Penyaluran SPHP tahun ini dilakukan berbeda. Jika sebelumnya distribusi dilakukan lewat penggilingan padi, kini Bulog menyalurkan langsung ke outlet mitra, termasuk BUMN pangan dan ritel modern. Skema ini diambil setelah evaluasi Badan Pemeriksa Keuangan (BPK) yang menilai jalur lama berpotensi menimbulkan kecurangan.

“Kalau dulu 50 kilogram dilepas ke penggilingan, kecepatannya berbeda. Sekarang tugas kita mempercepat menggunakan fasilitas yang ada,” kata Arief.

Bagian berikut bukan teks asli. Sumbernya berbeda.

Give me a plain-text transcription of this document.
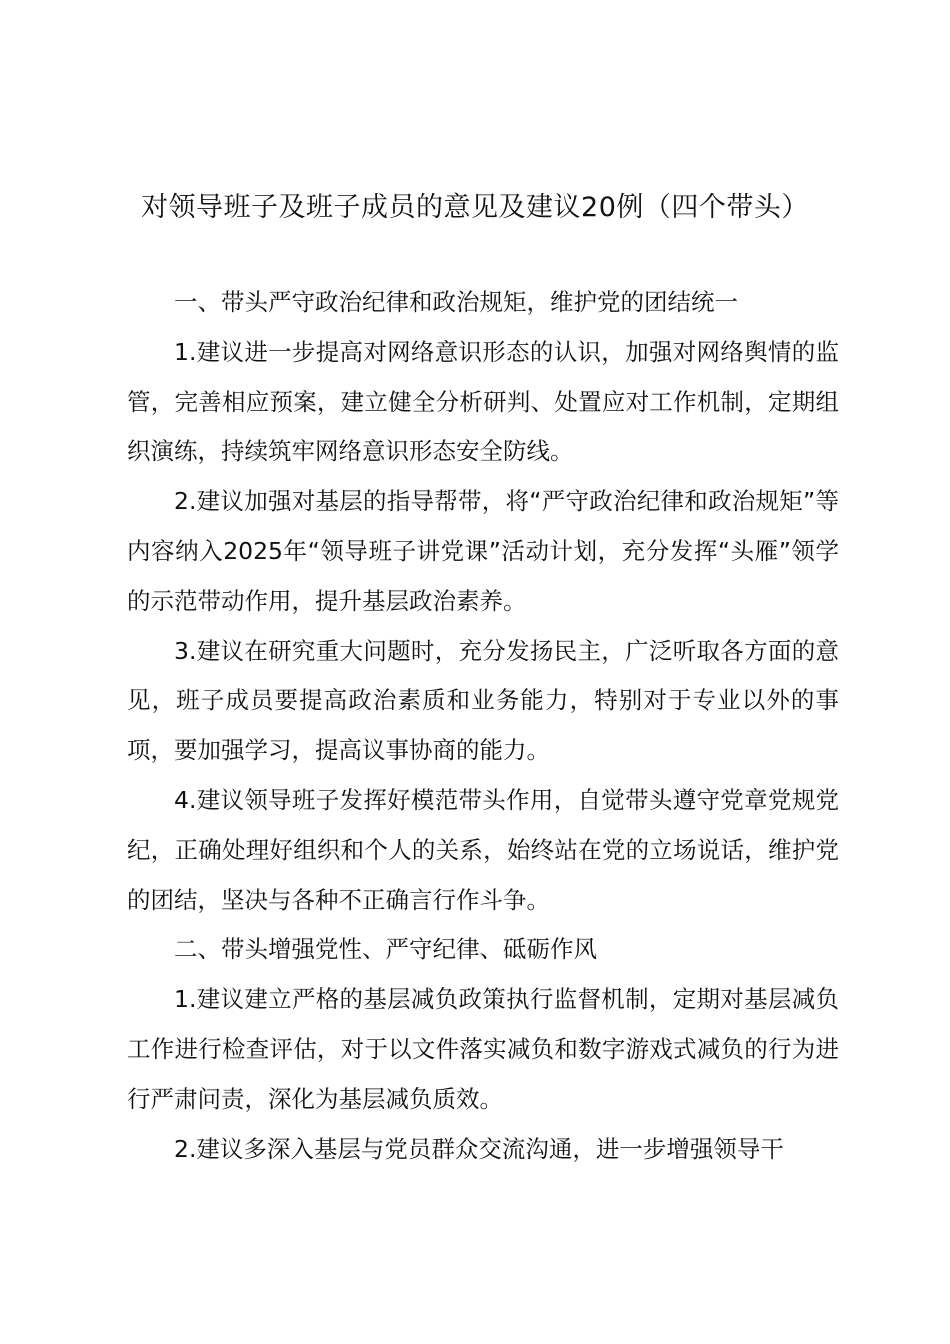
对领导班子及班子成员的意见及建议20例（四个带头）

一、带头严守政治纪律和政治规矩，维护党的团结统一

1.建议进一步提高对网络意识形态的认识，加强对网络舆情的监管，完善相应预案，建立健全分析研判、处置应对工作机制，定期组织演练，持续筑牢网络意识形态安全防线。

2.建议加强对基层的指导帮带，将“严守政治纪律和政治规矩”等内容纳入2025年“领导班子讲党课”活动计划，充分发挥“头雁”领学的示范带动作用，提升基层政治素养。

3.建议在研究重大问题时，充分发扬民主，广泛听取各方面的意见，班子成员要提高政治素质和业务能力，特别对于专业以外的事项，要加强学习，提高议事协商的能力。

4.建议领导班子发挥好模范带头作用，自觉带头遵守党章党规党纪，正确处理好组织和个人的关系，始终站在党的立场说话，维护党的团结，坚决与各种不正确言行作斗争。

二、带头增强党性、严守纪律、砥砺作风

1.建议建立严格的基层减负政策执行监督机制，定期对基层减负工作进行检查评估，对于以文件落实减负和数字游戏式减负的行为进行严肃问责，深化为基层减负质效。

2.建议多深入基层与党员群众交流沟通，进一步增强领导干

Menurut dia, kapasitas Bulog saat ini mencapai 5.500–6.000 ton per hari dengan kemasan 5 kilogram. Namun, angka itu masih jauh dari target Menteri Koordinator Bidang Pangan Zulkifli Hasan yang meminta distribusi SPHP bisa menembus 10 ribu ton per hari.

“Kamu kalau tadinya nggak memproduksi, lalu tiba-tiba disuruh memproduksi, seberapa cepat bisa jalan? Menghidupkan mesin kembali itu butuh waktu. Walaupun sekarang sebenarnya sudah luar biasa,” jelasnya.

Arief menegaskan pemerintah terus bekerja agar pasokan beras segera normal dan harga bisa terkendali. “Bayangkan, 480 ribu ton beras yang sudah disalurkan dalam dua bulan terakhir setara dengan 480 ribu truk. Itu jumlah yang tidak kecil,” ujarnya.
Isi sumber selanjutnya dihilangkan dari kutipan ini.